The next day (21 sept.) I packed up in the morning and took my time. A herd of 15-20 caribou visited my campsite as I drank my coffee in cold early morning sun. They were lead by a very large bodied bull. Taking my time, I took down camp and headed back down creek with my head on a swivel. With the current helping my canoe along the shallow spots, I spent more time looking for a bear. I saw nothing. Once at the small river, I plugged another six gallon fuel tank into the fuel hose as I only had about a gallon left in the other. I then continued down the small river working my way down the little chutes of shallow water intermingled with deeper pools. I finally made it to the the Big Susitna River without seeing a single bear.
It was now 4 pm and I realized that I had to head back. Somewhere at the halfway point, I saw more nomadic ghosts (caribou). I stopped and sung some songs for the large bulls. They stayed put in amusement, probably never hearing Bob Seger before. One caribou shook his head n big anlters in disbelief. Four hours of boating as fast I could back up river trying to race the setting sun, I finally made it to the big lakes at night. The first of the three lakes seemed calm so I decided to go for it because I didn't want to deal with possible large waves again.
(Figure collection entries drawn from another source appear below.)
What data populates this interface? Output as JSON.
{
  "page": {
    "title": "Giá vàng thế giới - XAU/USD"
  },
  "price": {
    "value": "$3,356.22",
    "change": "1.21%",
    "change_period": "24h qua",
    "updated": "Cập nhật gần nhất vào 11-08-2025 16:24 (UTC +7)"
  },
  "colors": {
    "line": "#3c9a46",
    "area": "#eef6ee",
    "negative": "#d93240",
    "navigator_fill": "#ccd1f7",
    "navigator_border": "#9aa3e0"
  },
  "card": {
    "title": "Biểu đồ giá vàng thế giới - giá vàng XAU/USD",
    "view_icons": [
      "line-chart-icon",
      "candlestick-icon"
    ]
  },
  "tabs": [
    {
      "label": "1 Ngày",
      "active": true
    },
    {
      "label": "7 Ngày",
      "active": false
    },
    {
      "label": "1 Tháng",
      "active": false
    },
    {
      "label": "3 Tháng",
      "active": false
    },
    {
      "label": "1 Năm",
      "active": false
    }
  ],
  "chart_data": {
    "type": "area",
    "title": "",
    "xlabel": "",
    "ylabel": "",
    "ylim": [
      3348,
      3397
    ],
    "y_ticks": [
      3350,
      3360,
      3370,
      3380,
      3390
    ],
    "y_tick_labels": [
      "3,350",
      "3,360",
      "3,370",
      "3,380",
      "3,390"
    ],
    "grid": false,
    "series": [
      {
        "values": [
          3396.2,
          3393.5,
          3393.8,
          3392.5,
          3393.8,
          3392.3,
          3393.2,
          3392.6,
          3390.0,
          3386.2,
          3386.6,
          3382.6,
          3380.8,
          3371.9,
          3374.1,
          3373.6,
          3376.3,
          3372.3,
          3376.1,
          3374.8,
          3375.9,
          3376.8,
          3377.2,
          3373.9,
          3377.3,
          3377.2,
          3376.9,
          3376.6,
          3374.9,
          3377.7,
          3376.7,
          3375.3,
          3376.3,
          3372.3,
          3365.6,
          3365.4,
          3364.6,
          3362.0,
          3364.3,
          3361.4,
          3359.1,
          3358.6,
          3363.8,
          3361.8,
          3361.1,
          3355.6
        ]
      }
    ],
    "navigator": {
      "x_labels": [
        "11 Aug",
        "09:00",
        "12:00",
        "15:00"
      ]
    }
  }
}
I then turned on my head lamp, my GPS and worked my way back across the series of large lakes at full throttle noticing that the wind wasn't bad. Running in the chilly cold night accross big lakes is not on my list of fun things to do. It was very cold and very eerie. I did hit a shallow spot as I got off course a bit in the pitch black, almost lost my footing. My temp gauge read 27 degrees, that would have been a cold dip in the middle of the night. Sometime around 10 pm. I parked the boat and went to bed. It was one long boat ride with a gun. No moose meat this year, but I don't regret trying with what I had to work with.